A sticky laugh escapes his red lips. “No, he couldn’t. Not after what I told him.”

He stops talking, now that I want him to. But there’s no way he can keep it up. Not everybody talks, but everybody wants to, I’m convinced of that. The hard men, the professionals, they know to keep their mouths shut. But it doesn’t come naturally. Like killing, you have to overcome a lot of instinct to stay quiet, whether you’re guilty or not. The effort on its own is sometimes enough to give the game away. So I know he’s going to open up.

“Told him what?”

Under the circumstances, though, he could admit to anything and get away with it. It won’t take much of a lawyer to argue any confession made in this room is coerced. But I don’t need him to confess to anything. All I need him to do is exist; all I need is his body so that justice can be executed upon it.

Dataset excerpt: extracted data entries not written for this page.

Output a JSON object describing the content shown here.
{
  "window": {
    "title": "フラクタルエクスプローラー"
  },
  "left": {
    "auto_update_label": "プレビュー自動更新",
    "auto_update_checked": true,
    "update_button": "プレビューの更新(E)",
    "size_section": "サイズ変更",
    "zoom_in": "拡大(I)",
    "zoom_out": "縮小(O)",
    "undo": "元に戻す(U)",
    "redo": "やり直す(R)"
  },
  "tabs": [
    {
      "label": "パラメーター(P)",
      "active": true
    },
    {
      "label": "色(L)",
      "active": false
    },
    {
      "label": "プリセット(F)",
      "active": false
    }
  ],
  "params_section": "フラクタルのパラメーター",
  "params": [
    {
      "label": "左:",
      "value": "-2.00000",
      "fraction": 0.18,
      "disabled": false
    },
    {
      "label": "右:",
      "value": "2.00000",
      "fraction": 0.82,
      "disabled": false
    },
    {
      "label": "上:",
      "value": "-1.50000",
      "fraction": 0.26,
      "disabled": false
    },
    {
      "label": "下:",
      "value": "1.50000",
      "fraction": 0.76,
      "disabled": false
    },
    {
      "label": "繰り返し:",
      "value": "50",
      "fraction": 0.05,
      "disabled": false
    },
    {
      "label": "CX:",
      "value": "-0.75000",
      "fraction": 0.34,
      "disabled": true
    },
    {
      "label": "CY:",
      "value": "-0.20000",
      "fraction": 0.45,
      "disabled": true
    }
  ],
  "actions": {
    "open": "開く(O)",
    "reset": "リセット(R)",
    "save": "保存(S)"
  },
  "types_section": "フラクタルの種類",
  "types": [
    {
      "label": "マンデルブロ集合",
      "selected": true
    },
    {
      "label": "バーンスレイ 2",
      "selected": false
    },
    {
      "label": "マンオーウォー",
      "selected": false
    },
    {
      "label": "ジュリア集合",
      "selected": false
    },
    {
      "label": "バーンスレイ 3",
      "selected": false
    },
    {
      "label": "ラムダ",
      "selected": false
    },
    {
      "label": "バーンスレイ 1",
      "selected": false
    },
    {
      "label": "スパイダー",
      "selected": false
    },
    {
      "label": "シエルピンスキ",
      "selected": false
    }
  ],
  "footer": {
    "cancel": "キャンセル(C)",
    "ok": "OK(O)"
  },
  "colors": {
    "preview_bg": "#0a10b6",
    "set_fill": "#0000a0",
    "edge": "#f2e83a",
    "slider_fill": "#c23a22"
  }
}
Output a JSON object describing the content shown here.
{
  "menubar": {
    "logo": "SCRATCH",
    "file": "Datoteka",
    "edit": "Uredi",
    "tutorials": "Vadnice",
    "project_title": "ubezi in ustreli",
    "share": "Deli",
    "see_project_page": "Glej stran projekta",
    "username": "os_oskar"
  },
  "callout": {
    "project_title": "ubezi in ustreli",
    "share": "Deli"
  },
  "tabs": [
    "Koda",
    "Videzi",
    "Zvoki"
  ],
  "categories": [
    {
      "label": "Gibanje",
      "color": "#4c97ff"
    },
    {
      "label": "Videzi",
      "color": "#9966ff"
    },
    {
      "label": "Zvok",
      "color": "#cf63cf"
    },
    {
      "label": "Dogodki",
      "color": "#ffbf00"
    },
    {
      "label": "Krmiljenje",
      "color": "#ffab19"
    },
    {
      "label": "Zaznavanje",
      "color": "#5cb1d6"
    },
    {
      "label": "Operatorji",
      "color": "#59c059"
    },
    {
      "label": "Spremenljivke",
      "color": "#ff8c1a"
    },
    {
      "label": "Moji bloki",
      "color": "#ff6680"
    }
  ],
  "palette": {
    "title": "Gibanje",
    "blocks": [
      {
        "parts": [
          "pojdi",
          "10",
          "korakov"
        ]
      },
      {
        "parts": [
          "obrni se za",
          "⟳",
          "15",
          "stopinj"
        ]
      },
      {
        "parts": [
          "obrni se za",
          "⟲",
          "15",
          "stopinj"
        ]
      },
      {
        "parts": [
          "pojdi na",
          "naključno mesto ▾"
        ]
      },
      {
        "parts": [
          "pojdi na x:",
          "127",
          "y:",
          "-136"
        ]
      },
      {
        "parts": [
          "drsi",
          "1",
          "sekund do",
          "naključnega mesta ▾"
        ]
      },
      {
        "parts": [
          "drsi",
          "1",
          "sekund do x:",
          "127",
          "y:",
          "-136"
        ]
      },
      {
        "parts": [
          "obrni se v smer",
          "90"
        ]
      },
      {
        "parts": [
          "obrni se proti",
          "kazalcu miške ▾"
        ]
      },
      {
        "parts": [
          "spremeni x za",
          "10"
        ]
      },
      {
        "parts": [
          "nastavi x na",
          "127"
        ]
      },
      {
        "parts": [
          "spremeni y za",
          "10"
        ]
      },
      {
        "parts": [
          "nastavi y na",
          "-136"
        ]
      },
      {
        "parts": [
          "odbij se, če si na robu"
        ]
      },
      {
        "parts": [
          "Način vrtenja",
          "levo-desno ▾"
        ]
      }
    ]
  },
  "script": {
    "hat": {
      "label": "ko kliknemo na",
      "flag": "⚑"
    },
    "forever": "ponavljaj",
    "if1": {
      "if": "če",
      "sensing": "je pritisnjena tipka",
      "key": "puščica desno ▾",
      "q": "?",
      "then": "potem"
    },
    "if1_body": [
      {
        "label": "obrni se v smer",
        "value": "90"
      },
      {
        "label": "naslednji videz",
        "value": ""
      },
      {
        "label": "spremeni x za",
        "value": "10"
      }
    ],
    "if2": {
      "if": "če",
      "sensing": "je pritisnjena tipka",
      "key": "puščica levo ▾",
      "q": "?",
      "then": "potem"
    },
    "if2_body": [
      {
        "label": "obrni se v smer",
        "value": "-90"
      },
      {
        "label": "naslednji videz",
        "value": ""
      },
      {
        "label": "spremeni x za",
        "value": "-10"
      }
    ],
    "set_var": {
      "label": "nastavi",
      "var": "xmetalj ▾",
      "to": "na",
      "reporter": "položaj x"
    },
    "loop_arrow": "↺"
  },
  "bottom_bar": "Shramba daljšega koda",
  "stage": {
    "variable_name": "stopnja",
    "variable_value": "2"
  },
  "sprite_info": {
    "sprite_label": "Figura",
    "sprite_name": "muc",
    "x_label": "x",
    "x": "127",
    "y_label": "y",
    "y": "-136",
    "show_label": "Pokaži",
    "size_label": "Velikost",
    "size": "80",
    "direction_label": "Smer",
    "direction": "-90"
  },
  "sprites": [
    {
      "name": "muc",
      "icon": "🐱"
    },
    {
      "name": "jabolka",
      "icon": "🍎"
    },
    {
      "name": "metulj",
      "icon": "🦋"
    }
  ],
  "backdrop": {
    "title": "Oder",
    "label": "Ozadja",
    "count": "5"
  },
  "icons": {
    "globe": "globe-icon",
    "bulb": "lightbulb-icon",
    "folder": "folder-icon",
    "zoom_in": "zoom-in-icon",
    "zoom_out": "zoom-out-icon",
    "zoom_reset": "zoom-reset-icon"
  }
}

“Told him what?” I ask again, giving him a nudge.

“Don’t touch me, man.”

I push him again, and he rears back.

“What did you tell him that was so important?”

“Go on,” Robb says.

Rios starts nodding, a nod like a train coming over the horizon, slow at first, hardly perceptible, then it gains momentum, quickening to the point that his head bobs back and forth, his intention arriving. “It was her fault. She saw the gun and the stupid girl reached for it. It went off, and she’s sitting there in the passenger seat, looking surprised, like she never saw that coming.”